One of the biggest points holding back the widespread adoption of cryptocurrency is that users cannot readily spend it. Because of this, most of the current holders of Bitcoin are long-term investors, which both limits the utility and liquidity of the coin. Recent comments by the CEO of Binance, Changpeng Zhao, show his belief that this will change soon. He has a hunch that Amazon will soon have to either accept cryptocurrency or issue their own.
The reasoning behind this is twofold. First, cryptocurrencies have major advantages for both customers and merchants in an e-commerce transaction. Second, Amazon is known for making audacious moves and expanding into new verticals. Utilizing cryptocurrency would allow them to move further into the financial services sector. In his tweet he touted the advantages over traditional methods:
“It is easier, faster and cheaper to integration than traditional payment gateways. Less paperwork. And reaches more diverse demographic and geography.”
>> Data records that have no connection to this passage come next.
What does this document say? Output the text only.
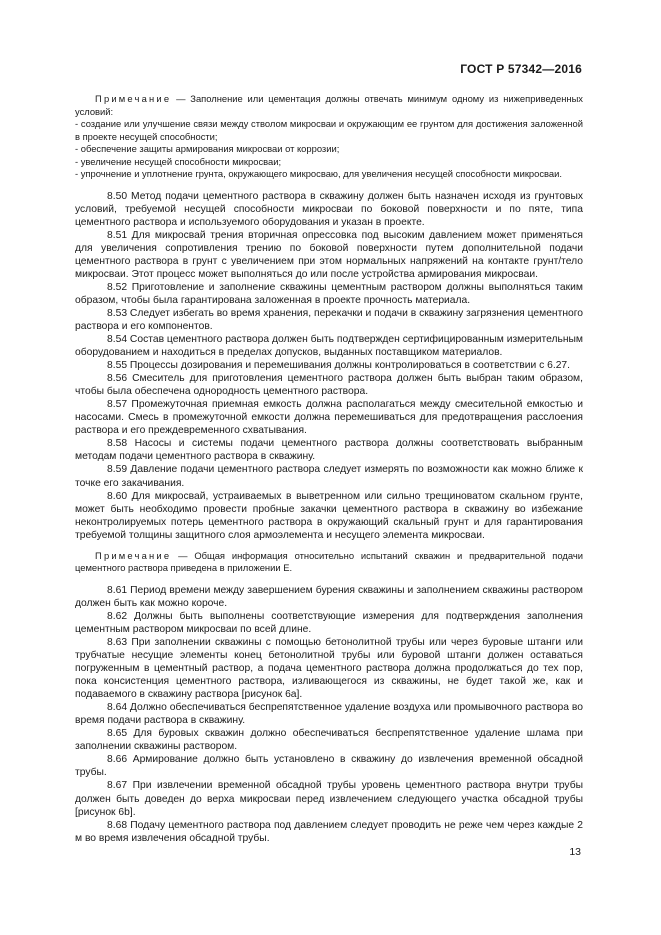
ГОСТ Р 57342—2016
Примечание — Заполнение или цементация должны отвечать минимум одному из нижеприведенных условий:
- создание или улучшение связи между стволом микросваи и окружающим ее грунтом для достижения заложенной в проекте несущей способности;
- обеспечение защиты армирования микросваи от коррозии;
- увеличение несущей способности микросваи;
- упрочнение и уплотнение грунта, окружающего микросваю, для увеличения несущей способности микросваи.

8.50 Метод подачи цементного раствора в скважину должен быть назначен исходя из грунтовых условий, требуемой несущей способности микросваи по боковой поверхности и по пяте, типа цементного раствора и используемого оборудования и указан в проекте.

8.51 Для микросвай трения вторичная опрессовка под высоким давлением может применяться для увеличения сопротивления трению по боковой поверхности путем дополнительной подачи цементного раствора в грунт с увеличением при этом нормальных напряжений на контакте грунт/тело микросваи. Этот процесс может выполняться до или после устройства армирования микросваи.

8.52 Приготовление и заполнение скважины цементным раствором должны выполняться таким образом, чтобы была гарантирована заложенная в проекте прочность материала.

8.53 Следует избегать во время хранения, перекачки и подачи в скважину загрязнения цементного раствора и его компонентов.

8.54 Состав цементного раствора должен быть подтвержден сертифицированным измерительным оборудованием и находиться в пределах допусков, выданных поставщиком материалов.

8.55 Процессы дозирования и перемешивания должны контролироваться в соответствии с 6.27.

8.56 Смеситель для приготовления цементного раствора должен быть выбран таким образом, чтобы была обеспечена однородность цементного раствора.

8.57 Промежуточная приемная емкость должна располагаться между смесительной емкостью и насосами. Смесь в промежуточной емкости должна перемешиваться для предотвращения расслоения раствора и его преждевременного схватывания.

8.58 Насосы и системы подачи цементного раствора должны соответствовать выбранным методам подачи цементного раствора в скважину.

8.59 Давление подачи цементного раствора следует измерять по возможности как можно ближе к точке его закачивания.

8.60 Для микросвай, устраиваемых в выветренном или сильно трещиноватом скальном грунте, может быть необходимо провести пробные закачки цементного раствора в скважину во избежание неконтролируемых потерь цементного раствора в окружающий скальный грунт и для гарантирования требуемой толщины защитного слоя армоэлемента и несущего элемента микросваи.

Примечание — Общая информация относительно испытаний скважин и предварительной подачи цементного раствора приведена в приложении Е.

8.61 Период времени между завершением бурения скважины и заполнением скважины раствором должен быть как можно короче.

8.62 Должны быть выполнены соответствующие измерения для подтверждения заполнения цементным раствором микросваи по всей длине.

8.63 При заполнении скважины с помощью бетонолитной трубы или через буровые штанги или трубчатые несущие элементы конец бетонолитной трубы или буровой штанги должен оставаться погруженным в цементный раствор, а подача цементного раствора должна продолжаться до тех пор, пока консистенция цементного раствора, изливающегося из скважины, не будет такой же, как и подаваемого в скважину раствора [рисунок 6а].

8.64 Должно обеспечиваться беспрепятственное удаление воздуха или промывочного раствора во время подачи раствора в скважину.

8.65 Для буровых скважин должно обеспечиваться беспрепятственное удаление шлама при заполнении скважины раствором.

8.66 Армирование должно быть установлено в скважину до извлечения временной обсадной трубы.

8.67 При извлечении временной обсадной трубы уровень цементного раствора внутри трубы должен быть доведен до верха микросваи перед извлечением следующего участка обсадной трубы [рисунок 6b].

8.68 Подачу цементного раствора под давлением следует проводить не реже чем через каждые 2 м во время извлечения обсадной трубы.

13
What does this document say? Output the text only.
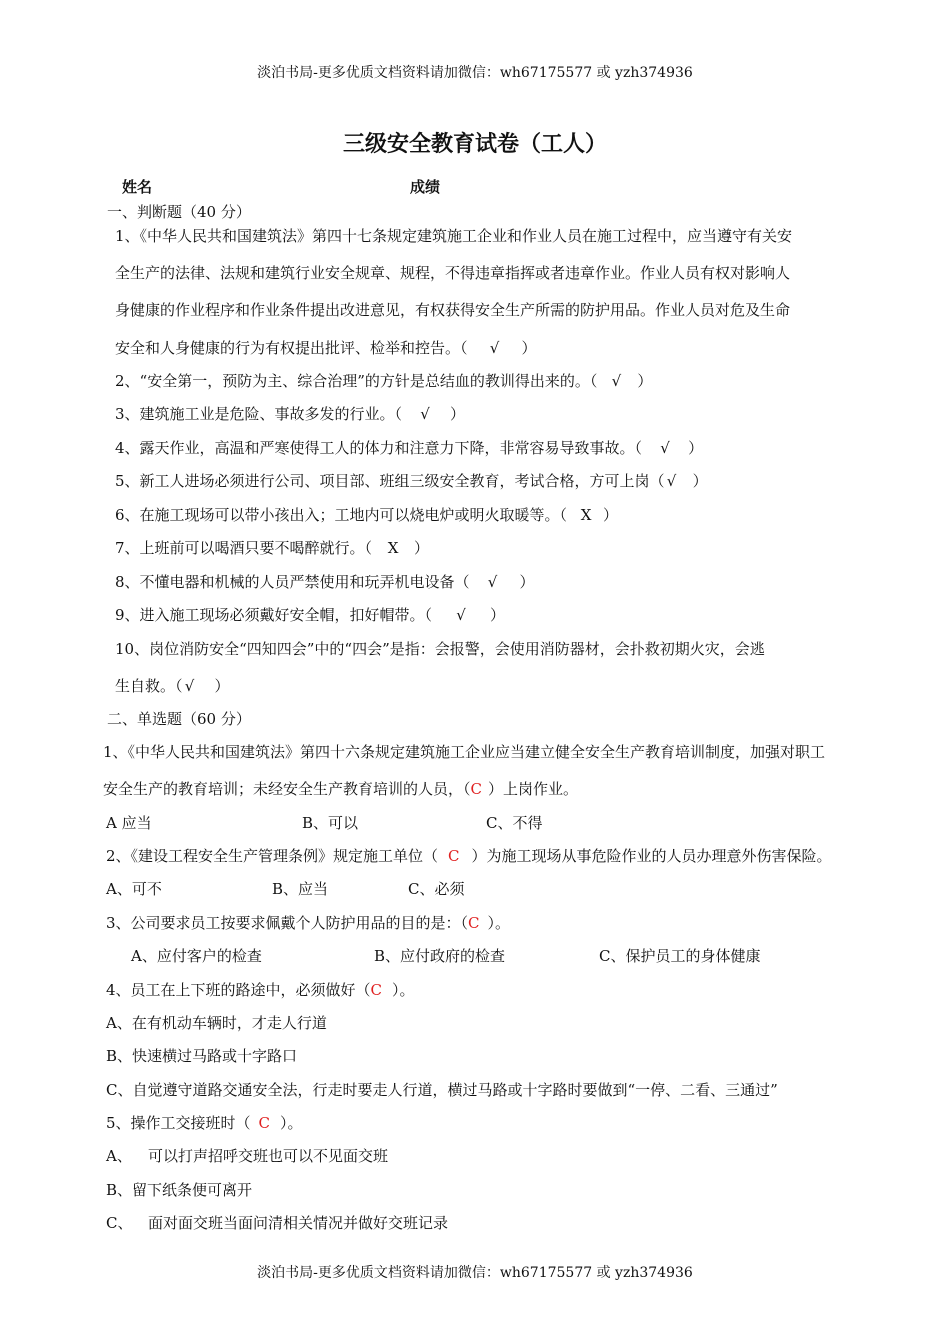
淡泊书局-更多优质文档资料请加微信：wh67175577 或 yzh374936
三级安全教育试卷（工人）
姓名	成绩
一、判断题（40 分）
1、《中华人民共和国建筑法》第四十七条规定建筑施工企业和作业人员在施工过程中，应当遵守有关安
全生产的法律、法规和建筑行业安全规章、规程，不得违章指挥或者违章作业。作业人员有权对影响人
身健康的作业程序和作业条件提出改进意见，有权获得安全生产所需的防护用品。作业人员对危及生命
安全和人身健康的行为有权提出批评、检举和控告。（ √ ）
2、“安全第一，预防为主、综合治理”的方针是总结血的教训得出来的。（ √ ）
3、建筑施工业是危险、事故多发的行业。（ √ ）
4、露天作业，高温和严寒使得工人的体力和注意力下降，非常容易导致事故。（ √ ）
5、新工人进场必须进行公司、项目部、班组三级安全教育，考试合格，方可上岗（ √ ）
6、在施工现场可以带小孩出入；工地内可以烧电炉或明火取暖等。（ X ）
7、上班前可以喝酒只要不喝醉就行。（ X ）
8、不懂电器和机械的人员严禁使用和玩弄机电设备（ √ ）
9、进入施工现场必须戴好安全帽，扣好帽带。（ √ ）
10、岗位消防安全“四知四会”中的“四会”是指：会报警，会使用消防器材，会扑救初期火灾，会逃
生自救。（ √ ）
二、单选题（60 分）
1、《中华人民共和国建筑法》第四十六条规定建筑施工企业应当建立健全安全生产教育培训制度，加强对职工
安全生产的教育培训；未经安全生产教育培训的人员，（C ）上岗作业。
A 应当	B、可以	C、不得
2、《建设工程安全生产管理条例》规定施工单位（ C ）为施工现场从事危险作业的人员办理意外伤害保险。
A、可不	B、应当	C、必须
3、公司要求员工按要求佩戴个人防护用品的目的是：（C ）。
A、应付客户的检查	B、应付政府的检查	C、保护员工的身体健康
4、员工在上下班的路途中，必须做好（C ）。
A、在有机动车辆时，才走人行道
B、快速横过马路或十字路口
C、自觉遵守道路交通安全法，行走时要走人行道，横过马路或十字路时要做到“一停、二看、三通过”
5、操作工交接班时（ C ）。
A、 可以打声招呼交班也可以不见面交班
B、留下纸条便可离开
C、 面对面交班当面问清相关情况并做好交班记录
淡泊书局-更多优质文档资料请加微信：wh67175577 或 yzh374936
All of this may be true, but it ignores the perceived higher degree of risk. There is volatility in Bitcoin, and even if you look at other coins like Ethereum and Litecoin, the volatility would make it very difficult to manage inventory effectively.
Amazon as a Crypto Leader
Extrapolating into the future, it seems clear that if Amazon were to start accepting cryptocurrency, most other companies would follow. Amazon holds a dominant market share in the e-commerce space, and firms would not want there to be an even higher perceived advantage to doing business through Amazon. So naturally, they would start accepting cryptocurrency as well.
Mass adoption has always been the long-term goal for the blockchain community, yet it still awaits its breakthrough moment. As of now, there are not many retail options for spending cryptocurrency and users are usually forced to transfer the cryptocurrency into fiat currency before making a purchase.
Amazon has yet to make any open comment either way regarding the technology, but last year, several subsidiaries of the company discreetly filed for several crypto-related patents. Nothing has been done with those patents as of yet, but it does indicate an awareness of the space.
Current Acceptance of Bitcoin
Overstock notably made headlines when they made the gamble of beginning to accept Bitcoin back in 2014 by partnering with Coinbase. This was viewed as more of a marketing move than a long-term belief in the utility of Bitcoin, but the bold move paid off. At the time, Bitcoin was even more unknown, so allowing for this “nerd money” as payment for home appliances and electronics wasn’t likely to cost Overstock a lot, but got them great exposure as a relatively new company at the time.
Since then, Expedia, Newegg, and several other retailers have begun to accept Bitcoin. Amazon’s strongest argument against accepting Bitcoin is that their customers have not been asking for it enough. From a competitive perspective, Amazon has more to lose from adopting Bitcoin than a company like Overstock. It would complicate operations and add another element to their already intricate spider network of business functions and verticals.
Bitcoin adoption as a whole is a chicken and egg problem. More purchases occur the more places accept Bitcoin, and more places will accept Bitcoin the more purchases are likely to occur. In this sense, it is reasonable that Amazon is waiting until there’s a “tipping point” in popular demand for Bitcoin.
Amazon at its core is a very ambitious company that has had no shortage of risky endeavours in the past. Therefore, it is only reasonable to assume CEO Jeff Bezos would consider launching his own cryptocurrency and capturing a large part of the market. As the largest company in the world (by market capitalization), Amazon would become the first company to be considered a major issuer of currency. This currency would essentially be store credit to a website that has been called “The Everything Store”, and you can be sure the company would figure out other spins to put on any coin they issued.